Question:
Cher Rav, y a-t-il lieu de réciter une bénédiction lors de l’accomplissement de la Mitsva de Hachavat Avéda (tenter de restituer un objet perdu à son propriétaire)?
Réponse:
Votre question est plus que pertinente. En effet, dans la plupart des cas, l’accomplissement d’une Mitsva va de pair avec la récitation d’une bénédiction. Ainsi en va-t-il de la pose des Téphilin, de l’allumage des Nérot de Chabat etc. Or, un survol rapide des ouvrages des décisionnaires démontre qu’il existe, entres autres, deux exceptions à cette règle: la Mitsva de Tsédaka et celle de Hachavat Avéda pour lesquelles aucune bénédiction n’a été instituée. Je me propose ici d’expliquer pourquoi.
A propos de la Tsédaka, les décisionnaires ont avancé deux raisons permettant de rendre compte de cette “anomalie”. D’une part, expliquent-ils, lorsque de la Tsédaka est proposée à un pauvre, rien n’assure qu’il va l’accepter. S’il la refuse, la bénédiction prononcée l’aurait été en vain. Quant à réciter la bénédiction après avoir constaté que le pauvre a accepté l’argent proposé, est chose impossible puisque cela contredirait le principe selon lequel la récitation des bénédictions liées aux Mitsvot doit être “Over Léassiatan”, c’est-à-dire, doit précéder leur accomplissement, et non pas le suivre. Une fois que la Tsédaka proposée est acceptée, la Mitsva est accomplie, et il est donc impossible de prononcer quelque bénédiction que ce soit. D’autre part, expliquent-ils, il est toujours possible que le prétendu pauvre auquel la Tsédaka est proposée ne soit qu’un imposteur, auquel cas la bénédiction aurait été prononcée en vain.

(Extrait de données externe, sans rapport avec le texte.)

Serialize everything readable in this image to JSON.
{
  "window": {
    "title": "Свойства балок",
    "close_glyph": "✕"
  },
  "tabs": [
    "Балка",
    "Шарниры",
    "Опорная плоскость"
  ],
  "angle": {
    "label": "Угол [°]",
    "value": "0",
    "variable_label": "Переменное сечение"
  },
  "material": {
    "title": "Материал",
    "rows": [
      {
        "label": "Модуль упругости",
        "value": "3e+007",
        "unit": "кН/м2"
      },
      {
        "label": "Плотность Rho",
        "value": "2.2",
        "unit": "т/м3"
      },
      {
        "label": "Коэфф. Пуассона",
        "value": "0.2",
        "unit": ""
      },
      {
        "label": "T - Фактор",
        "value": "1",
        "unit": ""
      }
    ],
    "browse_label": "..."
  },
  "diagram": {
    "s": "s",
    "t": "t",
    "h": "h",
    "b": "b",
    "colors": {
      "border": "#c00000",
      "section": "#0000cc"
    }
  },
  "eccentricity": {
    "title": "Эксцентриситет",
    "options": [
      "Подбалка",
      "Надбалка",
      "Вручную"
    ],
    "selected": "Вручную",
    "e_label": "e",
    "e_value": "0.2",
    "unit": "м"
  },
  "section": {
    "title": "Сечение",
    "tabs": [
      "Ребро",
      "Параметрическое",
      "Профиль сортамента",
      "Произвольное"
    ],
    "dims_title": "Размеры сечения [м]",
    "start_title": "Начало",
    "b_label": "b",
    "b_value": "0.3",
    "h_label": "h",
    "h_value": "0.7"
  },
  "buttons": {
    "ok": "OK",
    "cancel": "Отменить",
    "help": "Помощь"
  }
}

Les décisionnaires raisonnent de manière identique au sujet de la Mitsva de Hachavat Avéda. Lorsque la personne qui a ramassé un objet perdu parvient à retrouver son propriétaire, il est toujours possible que ce dernier refuse, pour une raison ou une autre, d’en reprendre possession. Si tel est le cas, il s’avèrerait que la bénédiction qu’elle aurait prononcée l’aurait été en vain. Quant à réciter la bénédiction après que le propriétaire de l’objet l’a récupéré, cela est impossible en vertu du principe “Over Léassiatan” précédemment évoqué. De plus, il est possible que le propriétaire, s’étant aperçu de la perte de l’objet ait déjà fait Yiouch, c’est-à-dire ait montré qu’il désespérait de jamais le retrouver. En ce cas, le fait de le lui restituer ne constitue désormais plus une Mitsva au sens strict du terme pour celui qui l’a trouvé puisqu’il est en droit de se l’approprier. Par conséquent, toute bénédiction prononcée en cette circonstance l’aurait été en vain. Mais alors, pourquoi ne pas avoir institué une bénédiction venant célébrer l’ensemble des démarches préliminaires entreprises afin de tenter de restituer l’objet perdu à son propriétaire, à savoir ramasser l’objet, le mettre à l’abri chez soi, procéder à la Hakhraza, c’est-à-dire faire savoir oralement ou par voie d’affiche qu’un objet a été trouvé etc.? En fait, c’est précisément parce qu’il s’agit de démarches préliminaires permettant l’accomplissement de la Mitsva, “Hekhcher Mitsva” dans le langage des Maîtres, sans être la Mitsva elle-même. Par exemple, la Mitsva de la Soucca ne consiste pas dans sa construction, celle-ci ayant statut de “Hekhcher Mitsva”, mais dans le fait d’y résider. Or nos Maîtres n’ont pas jugé bon d’instituer une bénédiction sur ce qui relève du “Hekhcher Mitsva”. (cf. Chout Hidour Mitsva, p.11, Soulam Yaakov chap.48)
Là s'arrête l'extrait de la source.